In April 1997, Chris Hedges would write in the New York Times that fascism had been reborn “as Croatia’s Founding Fathers”. He was not exaggerating. Fascist war songs were sung; the Ustaše Nazi-allied wartime government was being rehabilitated. Much of this was the work of President Franjo Tudjman and his Croatian Democratic Union party.

Hedges noted opposition then, just as there is opposition now, to such nationalist indulgences. Newspaper editor Viktor Ivančić, known for his contrarian work for the satirical Feral Tribune, claimed that the “majority of Croats oppose this rehabilitation.” They were simply crippled by fear, concerned about the potential violence of neo-fascist groups. And so, history repeats itself in bloody rhyme.

The Balkans seemed to be that very invention designed to pose nationalist problems with nationalist non-solutions. Schemes of cooperation have been tried and have not worked. Dissent would disintegrate into bloodshed. Foreign powers capitalised on this. It is striking that some observers, notably from the non-Western press, argue that the EU’s liberal “dictatorship” is propelling the Croatian nationalist movement. In the Russian paper Pravda (Dec 4), the rather glib observation was made that the “European Union takes Croatia to fascism.”

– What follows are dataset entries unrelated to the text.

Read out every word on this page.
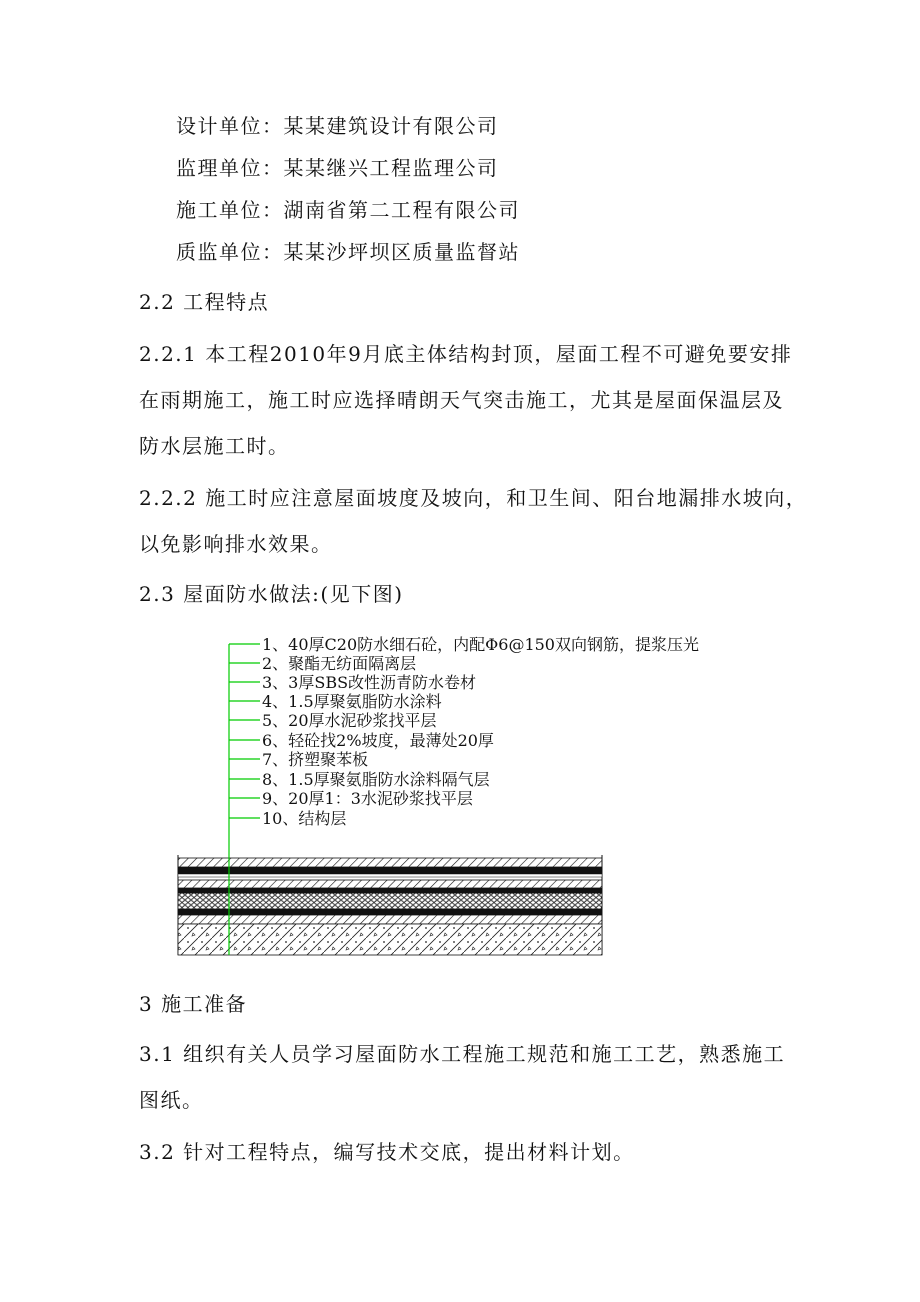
设计单位：某某建筑设计有限公司
监理单位：某某继兴工程监理公司
施工单位：湖南省第二工程有限公司
质监单位：某某沙坪坝区质量监督站
2.2 工程特点
2.2.1 本工程2010年9月底主体结构封顶，屋面工程不可避免要安排
在雨期施工，施工时应选择晴朗天气突击施工，尤其是屋面保温层及
防水层施工时。
2.2.2 施工时应注意屋面坡度及坡向，和卫生间、阳台地漏排水坡向，
以免影响排水效果。
2.3 屋面防水做法:(见下图)
1、40厚C20防水细石砼，内配Φ6@150双向钢筋，提浆压光
2、聚酯无纺面隔离层
3、3厚SBS改性沥青防水卷材
4、1.5厚聚氨脂防水涂料
5、20厚水泥砂浆找平层
6、轻砼找2%坡度，最薄处20厚
7、挤塑聚苯板
8、1.5厚聚氨脂防水涂料隔气层
9、20厚1：3水泥砂浆找平层
10、结构层
3 施工准备
3.1 组织有关人员学习屋面防水工程施工规范和施工工艺，熟悉施工
图纸。
3.2 针对工程特点，编写技术交底，提出材料计划。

In the same paper, the views of researcher Anna Filimonova of the Centre for the Study of the Balkans Crisis Institute of Slavic Studies make interesting reading. For Filimonova, the EU is “governed by the norms that seemingly have never been recorded, but that everyone must comply with” (Pravda, Dec 4). As the Croatian economy was going to seed, it did not want the EU to dictate “how to behave in intimate life”. When the house is falling down, you want to preserve all you’ve got.

Of course, the laws do no such thing – the ban suggests compulsion, and the same-sex rules imply choice. But the view is correct on one vital aspect: many states in the EU have had their sovereignty worn down, so much so that their governments remain merely the glorified retainers of Brussels and Luxembourg.

A titanic battle between government will and the voters has ensued. The Croatian government has claimed that it will refuse to abide by a negative vote regarding the ban on the use of Cyrillic. It is none too enthusiastic about the negative vote against same-sex marriage either. These events demonstrate all too clearly how the Croatian problem is a European one writ large, one between traditionalist pressures and democratic tensions.